This morning as Denali and I were walking I noticed the leaves in the trees above our heads were rustling. The more I paid attention, the more I realized the leaves were rustling for a long time. Clearly there was a breeze but it was up there – it hadn’t reached us yet. A few minutes later I felt what they had felt – a lovely morning breeze. If I closed my eyes, I almost thought I was in Illinois on my grandparents’ farm on a summer morning.
I started wondering about all that rustling and how it took quite some time for the breeze up there to get down to us on the ground.
Six weeks or so ago Brad and I were headed to Tennessee to visit my family. It was a rainy night and the traffic was bad. Just as we went around the bend on I-65 in Louisville brake lights lit up our lane and we were yards away from crashing into the car in front of us. Thankfully Brad had control and we were fine – mostly. It turns out there was standing water in the left lane, but it was only noticed when a car got very close to it, which meant lots of sudden braking on a rainy, dark night.
Just moments before, we were cruising along thankful to be almost out of Louisville. Then, seemingly out of nowhere, our hearts were racing and we were thankful to be safe.
Almost four months ago I went to work stressed out about my job. Again. My boss asked me if it was time – time for me to leave North. Without any hesitation I said yes. I didn’t have a plan or another job to go to. I hadn’t talked to my husband about this – not seriously anyway. And yet, I said yes.
One day I knew where I’d be six months from then and the next I had no idea. I went from having a steady job to verbally committing to leaving by mid-summer.
Although I know there are bigger stories swirling all around me all the time, most of the time I’m only focused on my story, my life, my perspective. It’s hard to see the bigger picture when I’m only able to look through my eyes – my point of view, my scope of vision. The thing is, however, I’m only one tiny speck in this world, galaxy, universe. There’s so much more going on than what I see and experience. And yet, what I see and experience is so big to me.
If I could have taken a bird’s eye view this morning, maybe I would have seen the wind coming from the east. I would have seen the trees several neighborhoods down beginning to sway. I would have seen the path of the wind from there to here, to the street where I was walking with my dog. I would have seen the trajectory of the wind – from the tallest tree down through the branches and make its way to my face and through my dog’s fur on her back.
If I could have been in a small plane that Friday night hovering over Louisville, maybe I would have seen the rain come down so steadily and for so long that the water began to gather on the interstate. I would have seen the cars surprised and suddenly braking to avoid the massive puddle in the fast lane. I would have seen what was coming and warned myself down below to slow down, take it easy through the bend.
If I could have been 5 months down the road the day I spoke to my boss, maybe I would have seen well-written cover letters and jobs worthy of excitement and possibility. I would have seen me go through several successful interviews and even receive a job offer. I would know that there is no need to worry or be anxious because everything really will work out just perfectly.
But, it doesn’t work that way.
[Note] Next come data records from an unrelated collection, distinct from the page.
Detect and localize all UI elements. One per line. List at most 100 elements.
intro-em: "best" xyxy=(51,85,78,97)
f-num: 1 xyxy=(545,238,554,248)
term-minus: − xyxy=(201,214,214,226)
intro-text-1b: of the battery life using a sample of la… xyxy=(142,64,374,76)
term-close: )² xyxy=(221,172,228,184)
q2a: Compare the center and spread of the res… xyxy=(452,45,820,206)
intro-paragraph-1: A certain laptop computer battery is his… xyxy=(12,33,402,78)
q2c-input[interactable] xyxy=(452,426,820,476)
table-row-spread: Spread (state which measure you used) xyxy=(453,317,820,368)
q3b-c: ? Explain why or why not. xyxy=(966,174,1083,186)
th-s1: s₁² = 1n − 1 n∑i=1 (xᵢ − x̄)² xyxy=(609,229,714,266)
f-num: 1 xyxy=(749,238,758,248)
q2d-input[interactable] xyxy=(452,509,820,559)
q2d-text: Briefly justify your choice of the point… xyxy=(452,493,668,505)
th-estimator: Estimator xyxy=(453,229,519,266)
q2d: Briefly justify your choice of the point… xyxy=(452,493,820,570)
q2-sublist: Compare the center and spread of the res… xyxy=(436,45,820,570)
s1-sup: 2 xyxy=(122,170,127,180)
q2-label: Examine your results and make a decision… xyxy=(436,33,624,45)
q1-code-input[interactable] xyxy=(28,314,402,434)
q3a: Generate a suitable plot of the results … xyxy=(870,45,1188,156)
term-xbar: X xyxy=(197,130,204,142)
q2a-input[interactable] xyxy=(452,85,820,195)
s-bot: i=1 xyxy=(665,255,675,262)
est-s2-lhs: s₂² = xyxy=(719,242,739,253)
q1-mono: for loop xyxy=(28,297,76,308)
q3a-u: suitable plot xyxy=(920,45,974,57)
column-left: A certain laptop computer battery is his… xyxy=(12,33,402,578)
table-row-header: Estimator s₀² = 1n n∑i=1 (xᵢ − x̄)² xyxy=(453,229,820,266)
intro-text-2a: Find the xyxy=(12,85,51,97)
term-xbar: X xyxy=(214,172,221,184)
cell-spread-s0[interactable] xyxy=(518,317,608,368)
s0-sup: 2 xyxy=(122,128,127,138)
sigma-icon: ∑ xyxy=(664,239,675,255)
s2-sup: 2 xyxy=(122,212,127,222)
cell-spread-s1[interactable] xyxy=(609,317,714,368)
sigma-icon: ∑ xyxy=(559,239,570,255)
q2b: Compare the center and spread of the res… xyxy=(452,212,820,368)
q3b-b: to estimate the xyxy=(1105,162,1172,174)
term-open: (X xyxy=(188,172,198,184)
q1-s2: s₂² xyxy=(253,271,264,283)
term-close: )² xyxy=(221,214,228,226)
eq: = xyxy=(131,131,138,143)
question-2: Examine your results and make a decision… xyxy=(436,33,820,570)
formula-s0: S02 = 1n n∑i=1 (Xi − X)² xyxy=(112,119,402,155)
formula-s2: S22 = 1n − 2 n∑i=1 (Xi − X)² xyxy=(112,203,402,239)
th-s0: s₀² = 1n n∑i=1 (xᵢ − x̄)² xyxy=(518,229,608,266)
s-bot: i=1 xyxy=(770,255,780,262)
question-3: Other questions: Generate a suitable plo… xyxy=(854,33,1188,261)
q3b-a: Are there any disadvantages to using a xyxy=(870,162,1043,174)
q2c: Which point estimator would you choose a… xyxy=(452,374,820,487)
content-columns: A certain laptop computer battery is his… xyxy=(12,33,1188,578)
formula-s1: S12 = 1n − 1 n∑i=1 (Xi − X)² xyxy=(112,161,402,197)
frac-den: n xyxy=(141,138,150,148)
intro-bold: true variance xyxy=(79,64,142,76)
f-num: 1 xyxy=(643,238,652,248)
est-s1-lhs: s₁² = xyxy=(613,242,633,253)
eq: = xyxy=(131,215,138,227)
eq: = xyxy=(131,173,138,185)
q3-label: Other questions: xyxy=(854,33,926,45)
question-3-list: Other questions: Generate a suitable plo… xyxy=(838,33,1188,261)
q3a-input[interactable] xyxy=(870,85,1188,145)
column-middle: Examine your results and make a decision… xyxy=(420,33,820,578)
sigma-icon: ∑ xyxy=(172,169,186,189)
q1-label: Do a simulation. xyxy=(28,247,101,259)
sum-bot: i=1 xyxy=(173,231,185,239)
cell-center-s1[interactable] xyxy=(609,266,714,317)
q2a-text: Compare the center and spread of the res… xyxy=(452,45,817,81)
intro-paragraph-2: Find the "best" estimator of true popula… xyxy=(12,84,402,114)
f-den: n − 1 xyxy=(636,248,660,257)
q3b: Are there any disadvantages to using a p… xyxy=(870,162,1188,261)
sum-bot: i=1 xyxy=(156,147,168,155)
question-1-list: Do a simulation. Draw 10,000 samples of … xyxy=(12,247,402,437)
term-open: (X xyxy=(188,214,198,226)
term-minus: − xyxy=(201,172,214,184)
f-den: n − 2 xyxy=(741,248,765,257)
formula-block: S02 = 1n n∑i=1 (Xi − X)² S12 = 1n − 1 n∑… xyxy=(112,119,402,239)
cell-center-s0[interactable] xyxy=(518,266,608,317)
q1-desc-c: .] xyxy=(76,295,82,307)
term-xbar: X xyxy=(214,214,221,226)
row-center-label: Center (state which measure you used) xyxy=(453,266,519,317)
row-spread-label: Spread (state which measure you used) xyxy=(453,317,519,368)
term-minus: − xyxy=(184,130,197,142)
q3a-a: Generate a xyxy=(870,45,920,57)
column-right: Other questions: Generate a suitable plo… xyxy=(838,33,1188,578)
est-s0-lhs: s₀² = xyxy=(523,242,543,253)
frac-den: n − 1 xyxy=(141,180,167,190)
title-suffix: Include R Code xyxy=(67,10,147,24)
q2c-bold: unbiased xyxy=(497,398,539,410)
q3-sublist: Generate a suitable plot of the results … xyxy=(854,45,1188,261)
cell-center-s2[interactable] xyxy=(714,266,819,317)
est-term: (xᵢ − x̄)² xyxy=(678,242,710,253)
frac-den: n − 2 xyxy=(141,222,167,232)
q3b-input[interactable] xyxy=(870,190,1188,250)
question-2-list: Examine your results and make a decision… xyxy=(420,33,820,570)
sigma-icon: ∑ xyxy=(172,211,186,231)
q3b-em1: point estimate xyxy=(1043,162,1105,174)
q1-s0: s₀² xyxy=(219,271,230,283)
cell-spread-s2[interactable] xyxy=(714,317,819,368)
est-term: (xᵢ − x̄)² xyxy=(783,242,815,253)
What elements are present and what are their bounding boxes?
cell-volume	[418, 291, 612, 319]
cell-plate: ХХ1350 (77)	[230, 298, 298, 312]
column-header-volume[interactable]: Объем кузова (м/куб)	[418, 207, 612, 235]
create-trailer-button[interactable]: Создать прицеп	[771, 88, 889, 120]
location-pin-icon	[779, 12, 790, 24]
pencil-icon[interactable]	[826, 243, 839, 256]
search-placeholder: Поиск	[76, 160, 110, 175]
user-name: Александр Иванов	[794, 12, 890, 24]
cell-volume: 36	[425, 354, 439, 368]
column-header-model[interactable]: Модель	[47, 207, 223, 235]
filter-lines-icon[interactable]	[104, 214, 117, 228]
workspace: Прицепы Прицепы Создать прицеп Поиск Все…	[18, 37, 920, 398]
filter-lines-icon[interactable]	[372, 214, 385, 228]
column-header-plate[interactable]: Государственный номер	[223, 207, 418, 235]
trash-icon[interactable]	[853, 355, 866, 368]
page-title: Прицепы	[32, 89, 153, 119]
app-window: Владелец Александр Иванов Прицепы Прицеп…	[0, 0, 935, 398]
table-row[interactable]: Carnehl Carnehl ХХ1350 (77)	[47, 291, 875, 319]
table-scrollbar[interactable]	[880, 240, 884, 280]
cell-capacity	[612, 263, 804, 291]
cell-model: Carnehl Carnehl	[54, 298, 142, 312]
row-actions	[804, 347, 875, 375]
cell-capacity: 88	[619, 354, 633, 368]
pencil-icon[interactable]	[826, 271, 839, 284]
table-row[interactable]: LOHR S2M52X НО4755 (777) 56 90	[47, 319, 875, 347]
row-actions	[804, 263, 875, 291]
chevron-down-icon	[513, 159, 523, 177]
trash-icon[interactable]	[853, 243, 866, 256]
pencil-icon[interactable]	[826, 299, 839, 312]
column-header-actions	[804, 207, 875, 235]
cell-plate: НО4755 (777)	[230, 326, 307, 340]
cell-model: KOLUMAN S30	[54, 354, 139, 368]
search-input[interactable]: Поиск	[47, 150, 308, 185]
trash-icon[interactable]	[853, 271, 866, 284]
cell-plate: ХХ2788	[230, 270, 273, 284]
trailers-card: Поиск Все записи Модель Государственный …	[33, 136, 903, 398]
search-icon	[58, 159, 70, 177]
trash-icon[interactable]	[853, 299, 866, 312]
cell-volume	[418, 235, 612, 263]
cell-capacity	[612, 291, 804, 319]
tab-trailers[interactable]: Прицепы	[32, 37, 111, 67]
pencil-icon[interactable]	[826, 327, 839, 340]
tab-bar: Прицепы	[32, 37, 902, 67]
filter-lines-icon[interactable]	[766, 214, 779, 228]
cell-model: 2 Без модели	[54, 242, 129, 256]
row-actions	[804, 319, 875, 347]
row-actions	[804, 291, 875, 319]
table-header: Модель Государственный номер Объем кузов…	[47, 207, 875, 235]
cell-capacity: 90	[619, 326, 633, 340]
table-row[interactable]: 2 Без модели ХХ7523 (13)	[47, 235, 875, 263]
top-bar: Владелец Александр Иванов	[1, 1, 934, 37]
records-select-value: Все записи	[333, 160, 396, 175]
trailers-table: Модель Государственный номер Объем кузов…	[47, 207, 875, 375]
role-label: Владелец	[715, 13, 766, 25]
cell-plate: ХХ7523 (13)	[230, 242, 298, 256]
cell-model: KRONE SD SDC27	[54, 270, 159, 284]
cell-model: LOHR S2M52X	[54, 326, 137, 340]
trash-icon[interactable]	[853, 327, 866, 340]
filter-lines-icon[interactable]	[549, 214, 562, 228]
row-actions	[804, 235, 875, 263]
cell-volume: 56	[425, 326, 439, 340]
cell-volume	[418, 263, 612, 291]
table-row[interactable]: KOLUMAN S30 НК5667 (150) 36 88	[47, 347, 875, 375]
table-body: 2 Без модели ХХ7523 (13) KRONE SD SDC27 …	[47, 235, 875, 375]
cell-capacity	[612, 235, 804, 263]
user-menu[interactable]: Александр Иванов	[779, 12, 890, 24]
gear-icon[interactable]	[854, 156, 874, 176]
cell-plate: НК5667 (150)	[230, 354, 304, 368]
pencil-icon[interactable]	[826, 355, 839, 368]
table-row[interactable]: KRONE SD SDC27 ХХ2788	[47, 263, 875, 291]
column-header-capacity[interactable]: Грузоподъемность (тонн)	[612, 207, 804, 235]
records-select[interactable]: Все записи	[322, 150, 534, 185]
As much as I want to see the bigger picture and get outside of my limited perspective, more often than not it doesn’t happen that way. I forget that everything usually does work out and I get anxious anyway. I forget that there are bigger forces going on around me and pretend I’m in control. I forget that the wind will blow as it wills and me wishing it do something different won’t make any difference.
I’m pondering perspective today because yesterday I experienced something very powerful, something that greatly impacted how I view my perspective.
Yesterday was my last Sunday at North. At the end of the service, current and former youth and any adults that ever worked with me were invited to come forward to lay hands on me as our senior pastor sent me off with a blessing. From where I stood I could feel maybe 7 or 8 hands on me. I could see 6 or 7 feet near me. And that’s it. I didn’t see anything else. As soon as the blessing was over I was a sobbing mess and I immediately left the sanctuary, so I had no idea who all was up there for the blessing.
And then I saw this picture. In my limited perspective I saw a few people standing close by. The reality, though, was much bigger. If I had stepped back, if I had turned my head from side to side and stood on my tiptoes, I would have seen something much different than what I experienced with my limited vision.
There’s always more going on than we realize. Our vision, our experiences are so limiting. If we can step back and get the wide lens view… if we can fly up and get the bird’s eye view… if we can hop in a small plane or maybe a hot air balloon… my how our perspective would change!
I need to be reminded daily, maybe even moment-by-moment, that there’s always more going on than I realize. I need to be reminded to take a few steps back, to try looking from a different perspective and be amazed at what is really there.